Alors qu’un militaire a été tué mardi lors d’un acte “terroriste”, selon l’armée équatorienne, le président conservateur Guillermo Lasso a suspendu le dialogue avec les leaders indigènes à la tête de manifestations qui paralysent le pays depuis plus de deux semaines pour exiger notamment une baisse des prix des carburants.
Le président équatorien Guillermo Lasso a suspendu mardi 28 juin le dialogue avec les leaders indigènes à la tête du mouvement contre la cherté de la vie, après la mort d’un soldat dans l’est de l’Équateur, laissant augurer une poursuite du bras de fer entre l’exécutif et les manifestants.
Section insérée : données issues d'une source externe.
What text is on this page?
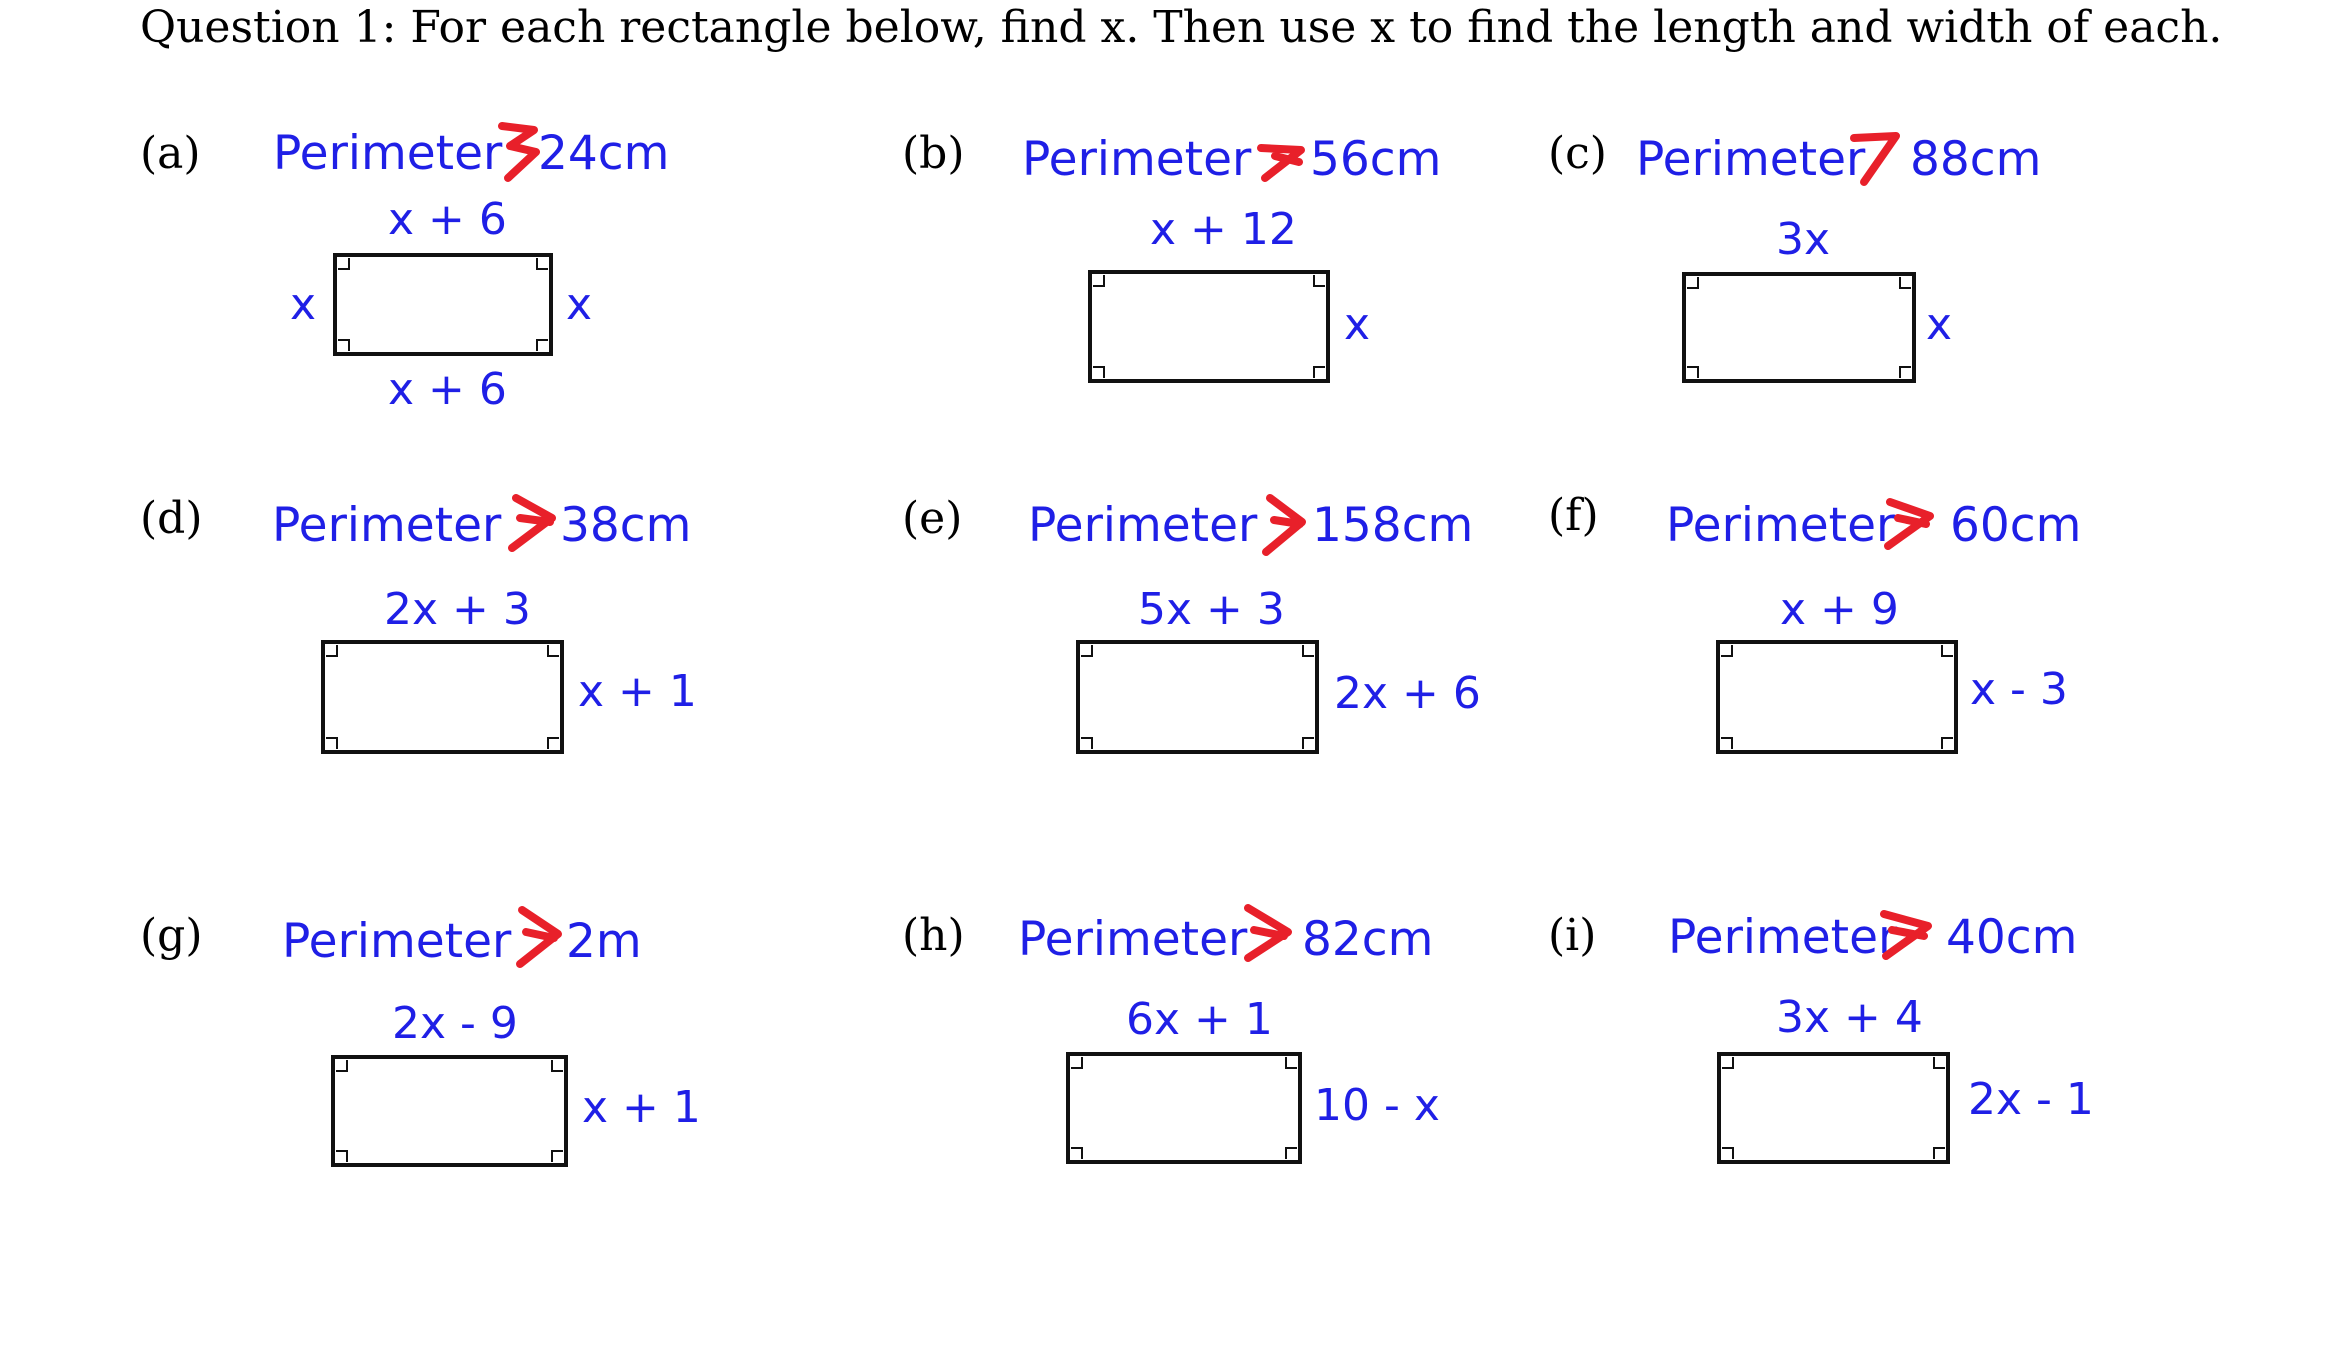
Question 1: For each rectangle below, find x. Then use x to find the length and width of each.
(a) Perimeter 24cm
x + 6
x	x
x + 6
(b) Perimeter 56cm
x + 12
x
(c) Perimeter 88cm
3x
x
(d) Perimeter 38cm
2x + 3
x + 1
(e) Perimeter 158cm
5x + 3
2x + 6
(f) Perimeter 60cm
x + 9
x - 3
(g) Perimeter 2m
2x - 9
x + 1
(h) Perimeter 82cm
6x + 1
10 - x
(i) Perimeter 40cm
3x + 4
2x - 1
Un convoi militaire qui protégeait des camions-citernes a été attaqué à l’aube par un groupe armé dans la partie amazonienne du pays, a annoncé l’armée dans la matinée, faisant état d’un militaire tué et de douze blessés dans cet “acte terroriste” commis avec des armes à feu et des lances.
“Nous ne nous assiérons pas à nouveau pour dialoguer avec Leonidas Iza qui ne défend que ses intérêts politiques et non ceux de sa base”, a déclaré le chef de l’État conservateur dans une courte allocution, dénonçant une “attaque criminelle”.
Leonidas Iza est le chef de la puissante Confédération des nationalités indigènes (Conaie), le fer de lance des manifestations qui paralysent l’Équateur depuis plus de deux semaines pour exiger notamment une baisse des prix des carburants.
“Opportuniste”
Outre le soldat tué, cinq manifestants ont péri dans des violences avec les forces de l’ordre et plus de 500 personnes, civils ou membres des forces de sécurité, ont été blessées.
“Le pays a été témoin de tous les efforts que nous avons déployés pour établir un dialogue fructueux et sincère (…). À nos frères et sœurs indigènes, vous méritez mieux qu’un dirigeant opportuniste qui vous a trompés”, a lâché le président Lasso. “Nous n’allons pas négocier avec ceux qui retiennent l’Équateur en otage ou ceux qui attaquent nos forces de sécurité et jouent avec la santé et la vie des Équatoriens”, a-t-il ajouté.
“Ce n’est que lorsqu’il y aura des représentants légitimes de tous les peuples et de toutes les nationalités de l’Équateur, qui cherchent de vraies solutions et sont ouverts à un dialogue réel et franc, que nous reviendrons à la table du dialogue”, a-t-il posé comme condition.
La Conaie a immédiatement réagi en accusant le gouvernement d”autoritarisme” et de “manque de volonté”. “Nous tenons Guillermo Lasso pour responsable des conséquences de sa politique belliciste (…) Lasso ne rompt pas avec Léonidas, il rompt avec le peuple”, a tonné l’organisation sur Twitter.
Le matin-même, le gouvernement ne s’était pas présenté aux discussions entamées la veille à Quito avec les représentants indigènes, dont Léonidas Iza, qui se déroulent dans une annexe de la grande Basilique catholique de la capitale.
“Nous voulons la paix”
“Nous sommes actuellement dans une impasse dans ce processus de dialogue, mais nous laissons la porte ouverte”, a réagi plus tard le chef de la Conaie. “Nous voulons la paix ! Restez unis, (…) ne menez pas d’actions”, a-t-il lancé à plusieurs dizaines de ses partisans réunis devant la Basilique néo-gothique.
Après plus de deux semaines de blocages et plusieurs épisodes de violences, dont deux tentatives d’intrusion des protestataires dans l’enceinte du Parlement, représentants indigènes et délégation gouvernementale devaient pourtant mardi avancer vers une sortie de crise.
Lance ou bouclier à la main, des groupes de dizaines manifestants circulaient mardi dans la capitale, autour de deux universités et d’un centre culturel leur servant de base, ainsi que dans le quartier de la Basilique. Aucun incident majeur ou affrontement n’a été signalé pour cette journée.
Le gouvernement “n’envisage pas de décréter un nouvel état d’urgence, la situation est calme”, a indiqué le ministre de l’Intérieur, Patricio Carillo.
Guillermo Lasso, au pouvoir depuis mai 2021, est également menacé de destitution. L’opposition parlementaire, majoritaire mais divisée, le rend responsable de la “grave crise politique” qui secoue l’Équateur. Le débat sur une éventuelle destitution a repris au Parlement. À la fin du débat, les députés auront 72 heures pour voter. Une majorité de 92 voix sur 137 est nécessaire pour obtenir la destitution.